The effectiveness of a project review is therefore measured by how it enables the team to adjust execution to improve performance and maximize the chances of success.
The project plan was devised based on the best available information at the time of its creation, supported by well thought-through hypothesis and assumptions. Three, six or nine months later a lot may have changed both inside and outside the organisation.
The ability of the plan to adjust and adapt to these changes (both opportunities and challenges) could be the difference between success and failure. That is the new role of the project review – to enable dynamic adjustment of static plans in a fast-changing environment.
Project Adjustment Vs Project Review
There is a new more effective way of reviewing projects. Not only does it reduce the risk around key projects, but it also builds a more cohesive, resilient and effective project team.
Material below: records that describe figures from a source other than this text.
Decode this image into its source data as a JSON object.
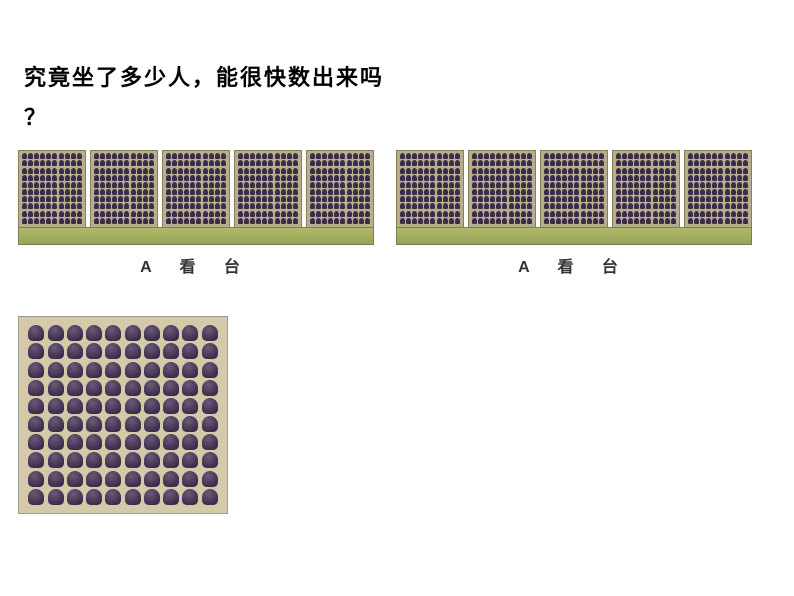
{
  "question": {
    "line1": "究竟坐了多少人，能很快数出来吗",
    "line2": "？"
  },
  "stands": [
    {
      "label": "A 看 台",
      "panel_count": 5,
      "rows_per_panel": 10,
      "seats_per_row": 10,
      "seat_color": "#3a2d4a",
      "panel_bg": "#b8ad8c",
      "platform_color": "#a8b060"
    },
    {
      "label": "A 看 台",
      "panel_count": 5,
      "rows_per_panel": 10,
      "seats_per_row": 10,
      "seat_color": "#3a2d4a",
      "panel_bg": "#b8ad8c",
      "platform_color": "#a8b060"
    }
  ],
  "zoom": {
    "rows": 10,
    "cols": 10,
    "seat_color": "#3a2d4a",
    "bg_color": "#d4c9a8"
  },
  "colors": {
    "text": "#000000",
    "background": "#ffffff"
  },
  "typography": {
    "question_fontsize": 22,
    "question_weight": "bold",
    "label_fontsize": 16
  }
}
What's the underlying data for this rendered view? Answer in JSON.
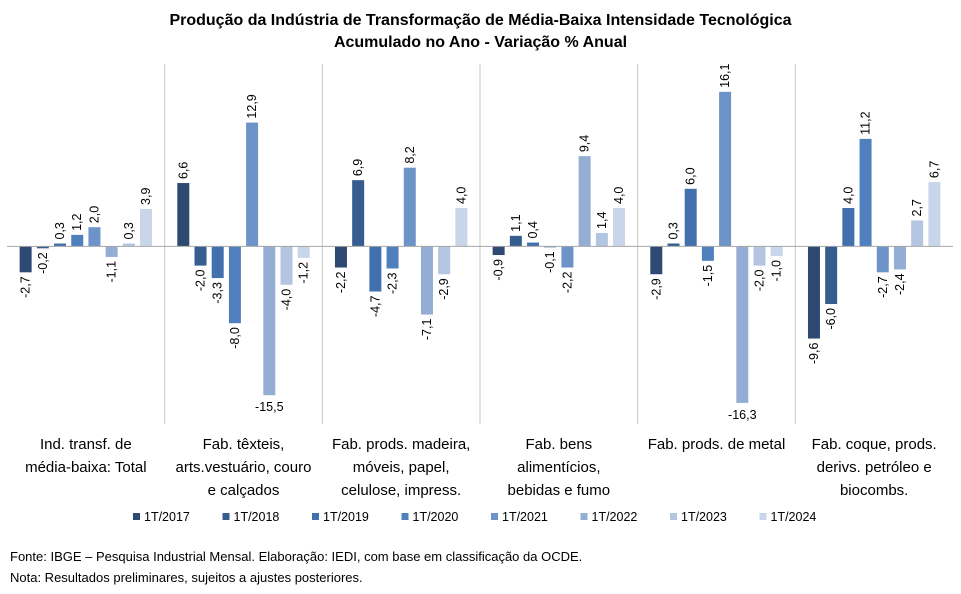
{
  "chart_data": {
    "type": "bar",
    "title": "Produção da Indústria de Transformação de Média-Baixa Intensidade Tecnológica",
    "subtitle": "Acumulado no Ano - Variação % Anual",
    "categories": [
      [
        "Ind. transf. de",
        "média-baixa: Total"
      ],
      [
        "Fab. têxteis,",
        "arts.vestuário, couro",
        "e calçados"
      ],
      [
        "Fab. prods. madeira,",
        "móveis, papel,",
        "celulose, impress."
      ],
      [
        "Fab. bens",
        "alimentícios,",
        "bebidas e fumo"
      ],
      [
        "Fab. prods. de metal"
      ],
      [
        "Fab. coque, prods.",
        "derivs. petróleo e",
        "biocombs."
      ]
    ],
    "series": [
      {
        "name": "1T/2017",
        "color": "#2e4a72",
        "values": [
          -2.7,
          6.6,
          -2.2,
          -0.9,
          -2.9,
          -9.6
        ]
      },
      {
        "name": "1T/2018",
        "color": "#375c8f",
        "values": [
          -0.2,
          -2.0,
          6.9,
          1.1,
          0.3,
          -6.0
        ]
      },
      {
        "name": "1T/2019",
        "color": "#4170ad",
        "values": [
          0.3,
          -3.3,
          -4.7,
          0.4,
          6.0,
          4.0
        ]
      },
      {
        "name": "1T/2020",
        "color": "#4f80bd",
        "values": [
          1.2,
          -8.0,
          -2.3,
          -0.1,
          -1.5,
          11.2
        ]
      },
      {
        "name": "1T/2021",
        "color": "#6d93c9",
        "values": [
          2.0,
          12.9,
          8.2,
          -2.2,
          16.1,
          -2.7
        ]
      },
      {
        "name": "1T/2022",
        "color": "#93add3",
        "values": [
          -1.1,
          -15.5,
          -7.1,
          9.4,
          -16.3,
          -2.4
        ]
      },
      {
        "name": "1T/2023",
        "color": "#b3c5e0",
        "values": [
          0.3,
          -4.0,
          -2.9,
          1.4,
          -2.0,
          2.7
        ]
      },
      {
        "name": "1T/2024",
        "color": "#c9d6ea",
        "values": [
          3.9,
          -1.2,
          4.0,
          4.0,
          -1.0,
          6.7
        ]
      }
    ],
    "ylim": [
      -18.5,
      19
    ],
    "grid": false,
    "legend_position": "bottom",
    "data_labels": true
  },
  "footer": {
    "source": "Fonte: IBGE – Pesquisa Industrial Mensal. Elaboração: IEDI, com base em classificação da OCDE.",
    "note": "Nota: Resultados preliminares, sujeitos a ajustes posteriores."
  }
}
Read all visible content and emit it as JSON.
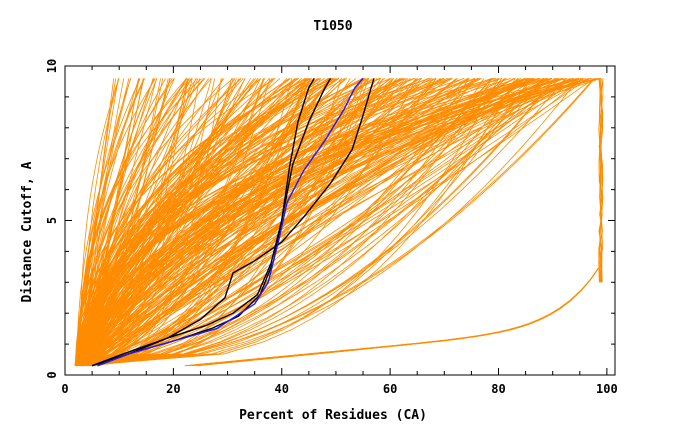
{
  "chart_data": {
    "type": "line",
    "title": "T1050",
    "xlabel": "Percent of Residues (CA)",
    "ylabel": "Distance Cutoff, A",
    "xlim": [
      0,
      101.5
    ],
    "ylim": [
      0,
      10
    ],
    "xticks": [
      0,
      20,
      40,
      60,
      80,
      100
    ],
    "xtick_labels": [
      "0",
      "20",
      "40",
      "60",
      "80",
      "100"
    ],
    "yticks": [
      0,
      5,
      10
    ],
    "ytick_labels": [
      "0",
      "5",
      "10"
    ],
    "grid": false,
    "colors": {
      "models": "#ff8c00",
      "highlight_black": "#000000",
      "highlight_blue": "#1a1aff"
    },
    "series": [
      {
        "color": "#000000",
        "points": [
          [
            5,
            0.3
          ],
          [
            12,
            0.7
          ],
          [
            20,
            1.1
          ],
          [
            27,
            1.5
          ],
          [
            32,
            1.9
          ],
          [
            36,
            2.6
          ],
          [
            38.5,
            3.7
          ],
          [
            40,
            5.0
          ],
          [
            41.5,
            6.8
          ],
          [
            43,
            8.2
          ],
          [
            45,
            9.3
          ],
          [
            46,
            9.6
          ]
        ]
      },
      {
        "color": "#000000",
        "points": [
          [
            5,
            0.3
          ],
          [
            11,
            0.7
          ],
          [
            19,
            1.2
          ],
          [
            26,
            1.6
          ],
          [
            31,
            2.0
          ],
          [
            35.5,
            2.6
          ],
          [
            38,
            3.6
          ],
          [
            40,
            5.0
          ],
          [
            42,
            6.8
          ],
          [
            45,
            8.2
          ],
          [
            48,
            9.3
          ],
          [
            49,
            9.6
          ]
        ]
      },
      {
        "color": "#000000",
        "points": [
          [
            6,
            0.3
          ],
          [
            12,
            0.7
          ],
          [
            19,
            1.2
          ],
          [
            25,
            1.8
          ],
          [
            29.5,
            2.5
          ],
          [
            31,
            3.3
          ],
          [
            35,
            3.7
          ],
          [
            40,
            4.3
          ],
          [
            44,
            5.1
          ],
          [
            49,
            6.2
          ],
          [
            53,
            7.3
          ],
          [
            55,
            8.4
          ],
          [
            56.5,
            9.3
          ],
          [
            57,
            9.6
          ]
        ]
      },
      {
        "color": "#1a1aff",
        "points": [
          [
            6,
            0.3
          ],
          [
            12,
            0.7
          ],
          [
            20,
            1.1
          ],
          [
            28,
            1.5
          ],
          [
            35,
            2.3
          ],
          [
            37.5,
            3.0
          ],
          [
            39.5,
            4.4
          ],
          [
            41,
            5.6
          ],
          [
            44,
            6.6
          ],
          [
            48,
            7.6
          ],
          [
            51.5,
            8.6
          ],
          [
            53.5,
            9.3
          ],
          [
            55,
            9.6
          ]
        ]
      }
    ]
  }
}
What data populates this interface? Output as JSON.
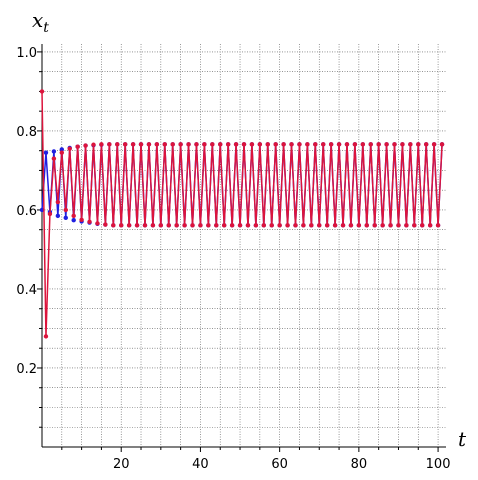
{
  "chart_data": {
    "type": "line",
    "title": "",
    "xlabel": "t",
    "ylabel": "x",
    "ylabel_subscript": "t",
    "xlim": [
      0,
      102
    ],
    "ylim": [
      0,
      1.02
    ],
    "xticks": [
      20,
      40,
      60,
      80,
      100
    ],
    "xtick_labels": [
      "20",
      "40",
      "60",
      "80",
      "100"
    ],
    "yticks": [
      0.2,
      0.4,
      0.6,
      0.8,
      1.0
    ],
    "ytick_labels": [
      "0.2",
      "0.4",
      "0.6",
      "0.8",
      "1.0"
    ],
    "grid": true,
    "t_max": 101,
    "series": [
      {
        "color": "#1f1fe0",
        "start_values": [
          0.6,
          0.745,
          0.595,
          0.748,
          0.585,
          0.753,
          0.58,
          0.757,
          0.574,
          0.76,
          0.571,
          0.763,
          0.568,
          0.764,
          0.565,
          0.765,
          0.563,
          0.766
        ],
        "settled_high": 0.766,
        "settled_low": 0.561
      },
      {
        "color": "#dc143c",
        "start_values": [
          0.9,
          0.28,
          0.59,
          0.73,
          0.62,
          0.745,
          0.6,
          0.755,
          0.585,
          0.76,
          0.575,
          0.763,
          0.57,
          0.765,
          0.566,
          0.766,
          0.563,
          0.766
        ],
        "settled_high": 0.766,
        "settled_low": 0.561
      }
    ]
  }
}
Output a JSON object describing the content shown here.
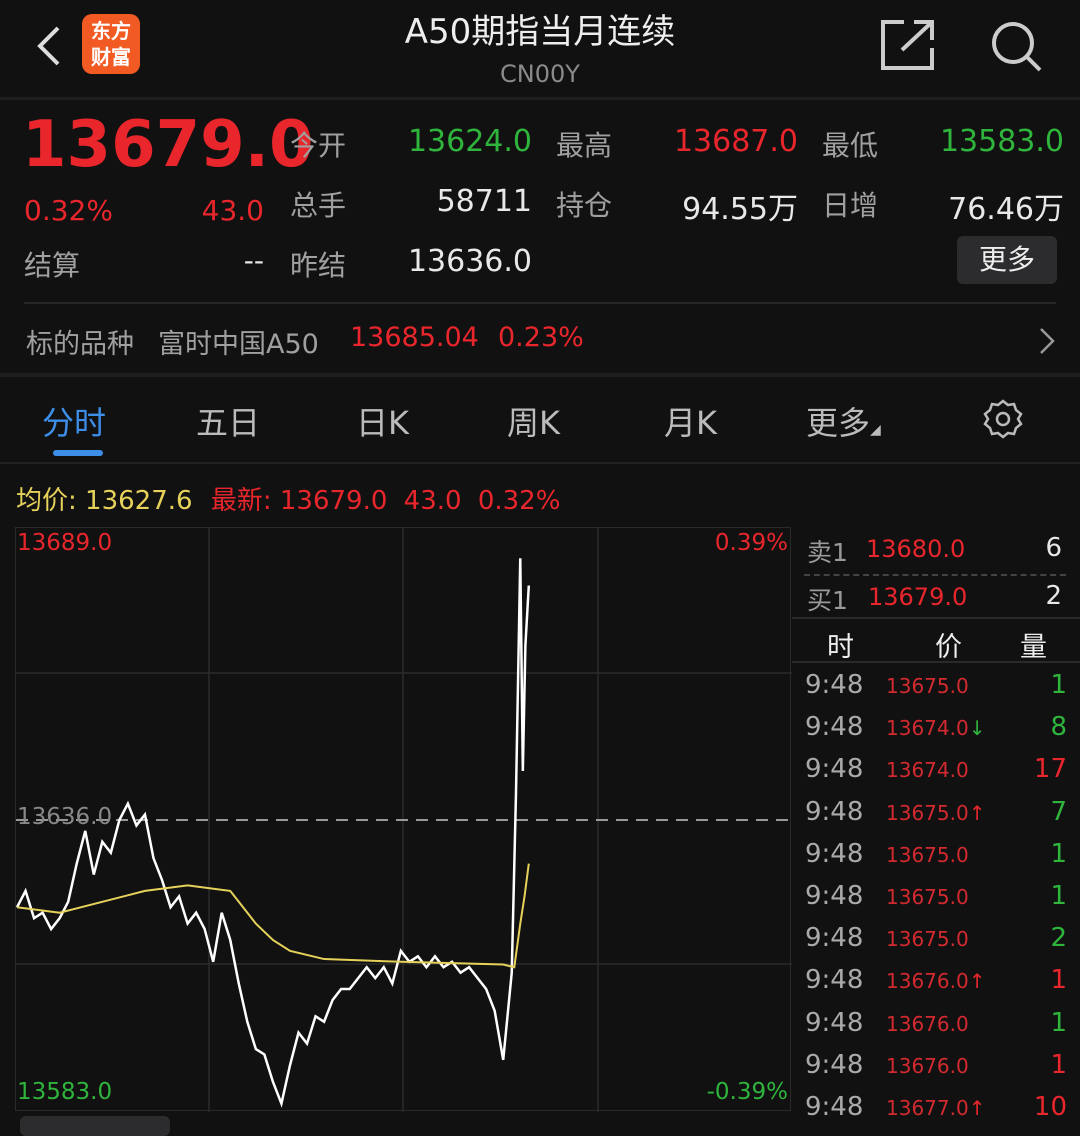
{
  "header": {
    "title": "A50期指当月连续",
    "code": "CN00Y",
    "logo_text": "东方财富",
    "icons": [
      "back-icon",
      "share-icon",
      "search-icon"
    ]
  },
  "quote": {
    "price": "13679.0",
    "change_pct": "0.32%",
    "change": "43.0",
    "settle_label": "结算",
    "settle": "--",
    "fields": [
      {
        "label": "今开",
        "value": "13624.0",
        "color": "green"
      },
      {
        "label": "最高",
        "value": "13687.0",
        "color": "red"
      },
      {
        "label": "最低",
        "value": "13583.0",
        "color": "green"
      },
      {
        "label": "总手",
        "value": "58711",
        "color": "white"
      },
      {
        "label": "持仓",
        "value": "94.55万",
        "color": "white"
      },
      {
        "label": "日增",
        "value": "76.46万",
        "color": "white"
      },
      {
        "label": "昨结",
        "value": "13636.0",
        "color": "white"
      }
    ],
    "more": "更多"
  },
  "underlying": {
    "label": "标的品种",
    "name": "富时中国A50",
    "price": "13685.04",
    "pct": "0.23%"
  },
  "tabs": [
    "分时",
    "五日",
    "日K",
    "周K",
    "月K",
    "更多"
  ],
  "active_tab": 0,
  "info": {
    "avg_label": "均价:",
    "avg": "13627.6",
    "last_label": "最新:",
    "last": "13679.0",
    "change": "43.0",
    "pct": "0.32%"
  },
  "chart_data": {
    "type": "line",
    "ylim": [
      13583.0,
      13689.0
    ],
    "ref_price": 13636.0,
    "y_labels": {
      "top": "13689.0",
      "mid": "13636.0",
      "bottom": "13583.0",
      "top_pct": "0.39%",
      "bottom_pct": "-0.39%"
    },
    "series": [
      {
        "key": "price",
        "color": "#ffffff",
        "points": [
          [
            0,
            13620
          ],
          [
            1,
            13623
          ],
          [
            2,
            13618
          ],
          [
            3,
            13619
          ],
          [
            4,
            13616
          ],
          [
            5,
            13618
          ],
          [
            6,
            13621
          ],
          [
            7,
            13628
          ],
          [
            8,
            13634
          ],
          [
            9,
            13626
          ],
          [
            10,
            13632
          ],
          [
            11,
            13630
          ],
          [
            12,
            13636
          ],
          [
            13,
            13639
          ],
          [
            14,
            13635
          ],
          [
            15,
            13637
          ],
          [
            16,
            13629
          ],
          [
            17,
            13625
          ],
          [
            18,
            13620
          ],
          [
            19,
            13622
          ],
          [
            20,
            13617
          ],
          [
            21,
            13619
          ],
          [
            22,
            13616
          ],
          [
            23,
            13610
          ],
          [
            24,
            13619
          ],
          [
            25,
            13614
          ],
          [
            26,
            13606
          ],
          [
            27,
            13599
          ],
          [
            28,
            13594
          ],
          [
            29,
            13593
          ],
          [
            30,
            13588
          ],
          [
            31,
            13584
          ],
          [
            32,
            13591
          ],
          [
            33,
            13597
          ],
          [
            34,
            13595
          ],
          [
            35,
            13600
          ],
          [
            36,
            13599
          ],
          [
            37,
            13603
          ],
          [
            38,
            13605
          ],
          [
            39,
            13605
          ],
          [
            40,
            13607
          ],
          [
            41,
            13609
          ],
          [
            42,
            13607
          ],
          [
            43,
            13609
          ],
          [
            44,
            13606
          ],
          [
            45,
            13612
          ],
          [
            46,
            13610
          ],
          [
            47,
            13611
          ],
          [
            48,
            13609
          ],
          [
            49,
            13611
          ],
          [
            50,
            13609
          ],
          [
            51,
            13610
          ],
          [
            52,
            13608
          ],
          [
            53,
            13609
          ],
          [
            54,
            13607
          ],
          [
            55,
            13605
          ],
          [
            56,
            13601
          ],
          [
            57,
            13592
          ],
          [
            58,
            13608
          ],
          [
            58.5,
            13641
          ],
          [
            59,
            13684
          ],
          [
            59.3,
            13645
          ],
          [
            59.6,
            13668
          ],
          [
            60,
            13679
          ]
        ]
      },
      {
        "key": "avg",
        "color": "#e6d25a",
        "points": [
          [
            0,
            13620
          ],
          [
            5,
            13619
          ],
          [
            10,
            13621
          ],
          [
            15,
            13623
          ],
          [
            20,
            13624
          ],
          [
            25,
            13623
          ],
          [
            26,
            13621
          ],
          [
            28,
            13617
          ],
          [
            30,
            13614
          ],
          [
            32,
            13612
          ],
          [
            36,
            13610.5
          ],
          [
            45,
            13610
          ],
          [
            57,
            13609.5
          ],
          [
            58.3,
            13609
          ],
          [
            59,
            13617
          ],
          [
            59.5,
            13622
          ],
          [
            60,
            13628
          ]
        ]
      }
    ]
  },
  "orderbook": {
    "ask": {
      "label": "卖1",
      "price": "13680.0",
      "qty": "6"
    },
    "bid": {
      "label": "买1",
      "price": "13679.0",
      "qty": "2"
    }
  },
  "ticks": {
    "headers": [
      "时",
      "价",
      "量"
    ],
    "rows": [
      {
        "time": "9:48",
        "price": "13675.0",
        "arrow": "",
        "qty": "1",
        "qc": "green"
      },
      {
        "time": "9:48",
        "price": "13674.0",
        "arrow": "↓",
        "qty": "8",
        "qc": "green"
      },
      {
        "time": "9:48",
        "price": "13674.0",
        "arrow": "",
        "qty": "17",
        "qc": "red"
      },
      {
        "time": "9:48",
        "price": "13675.0",
        "arrow": "↑",
        "qty": "7",
        "qc": "green"
      },
      {
        "time": "9:48",
        "price": "13675.0",
        "arrow": "",
        "qty": "1",
        "qc": "green"
      },
      {
        "time": "9:48",
        "price": "13675.0",
        "arrow": "",
        "qty": "1",
        "qc": "green"
      },
      {
        "time": "9:48",
        "price": "13675.0",
        "arrow": "",
        "qty": "2",
        "qc": "green"
      },
      {
        "time": "9:48",
        "price": "13676.0",
        "arrow": "↑",
        "qty": "1",
        "qc": "red"
      },
      {
        "time": "9:48",
        "price": "13676.0",
        "arrow": "",
        "qty": "1",
        "qc": "green"
      },
      {
        "time": "9:48",
        "price": "13676.0",
        "arrow": "",
        "qty": "1",
        "qc": "red"
      },
      {
        "time": "9:48",
        "price": "13677.0",
        "arrow": "↑",
        "qty": "10",
        "qc": "red"
      }
    ]
  }
}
This requires a shift from occasional project reviews to regular project adjustments, as shown in the visual below:
Has your organization made the transition from project review to project adjustment? Use the data from our research (shown in the slider above) to identify ways to make your reviews more agile..
As you will note from the 12 factors, an effective adjustment has as much to do with psychology and people, as it has to do with project management. For example:
- You are likely to hear people say I don’t know!’
- It is not just a few people that do all the talking.
These factors are linked to ‘psychological safety’ or more broadly ‘project safety’ – this is a combination of psychological safety and respectful challenge.
From Administration to Engagement
The traditional project review is an administrative process to provide visibility and control for the manager. But visibility and control are no guarantee of success. Especially if it comes at the price of agility, innovation and fast learning. The process of reviewing projects must foster these factors and the effective teamwork that they require.
The modern project review needs to be more than an administrative process. A key objective is to energize and engage the team, connect with success, celebrate progress and find creative solutions to challenges.
The result of a switch from administrative process to engagement process isn't just a better project but also a better team, more effective collaboration and accelerated learning & innovation.